Jason David Windsor (born July 16, 1982) is an American former professional baseball pitcher. A right-hander, he appeared in four games in Major League Baseball (MLB) for the Oakland Athletics in 2006.

==Early life==
Windsor attended Leigh High School in San Jose, California. In 2000, he helped lead Leigh High School a to CCS Championship in a close win over St. Ignatius.

==Amateur career==
Windsor is best known for winning the Most Outstanding Player award in the 2004 College World Series, pitching for the Cal State Fullerton Titans. The Titans upset Texas, with Windsor pitching a complete game 5-hitter to go along with 10 strikeouts in the final. He finished his senior season with a 13–4 record and a 1.72 ERA.

==Professional career==
The Oakland Athletics selected Windsor in the third round, with the 97th overall selection, of the 2004 Major League Baseball draft. Windsor appeared in just 13 games the rest of 2004, all in relief for Vancouver and Kane County. He got off to a promising start for Stockton in 2005, posting a 3.58 ERA in 10 starts. He was called up and did not fare well, putting up a 5.72 ERA in 11 starts for AA Midland. A shoulder injury shortened his season.

Windsor bounced back in 2006 going 4-1 with a 2.97 ERA for Midland, and was soon promoted to AAA Sacramento. The success continued as he had a perfect 8-0 record in 12 starts. A 12–1 record at the All-Star break was good enough to receive a promotion to the A's on July 17.

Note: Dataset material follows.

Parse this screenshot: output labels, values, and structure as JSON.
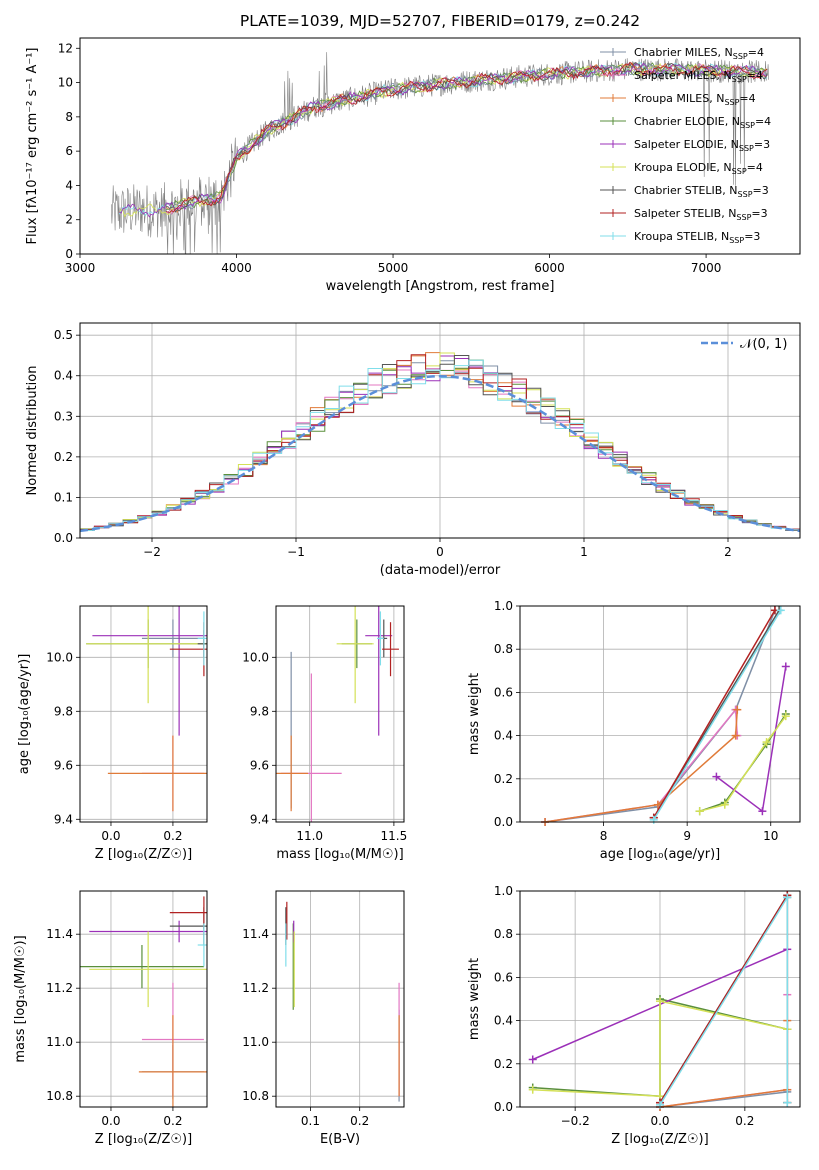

Windsor made his MLB debut on July 17, 2006, against the Baltimore Orioles. He pitched five innings, giving up three runs and failing to get a decision. He started again on July 25, but only lasted 2.2 innings, giving up four runs on nine hits and taking the loss, the only decision of his career. He was sent back to the minor leagues shortly thereafter, returning in September to make two more appearances.

Windsor returned to Sacramento in 2007, but appeared in only 10 games. He then missed most of the 2008 season while recovering from surgery to repair a torn labrum in his right shoulder. He participated in minor league camp with the A's in 2009, but was let go and never pitched professionally again.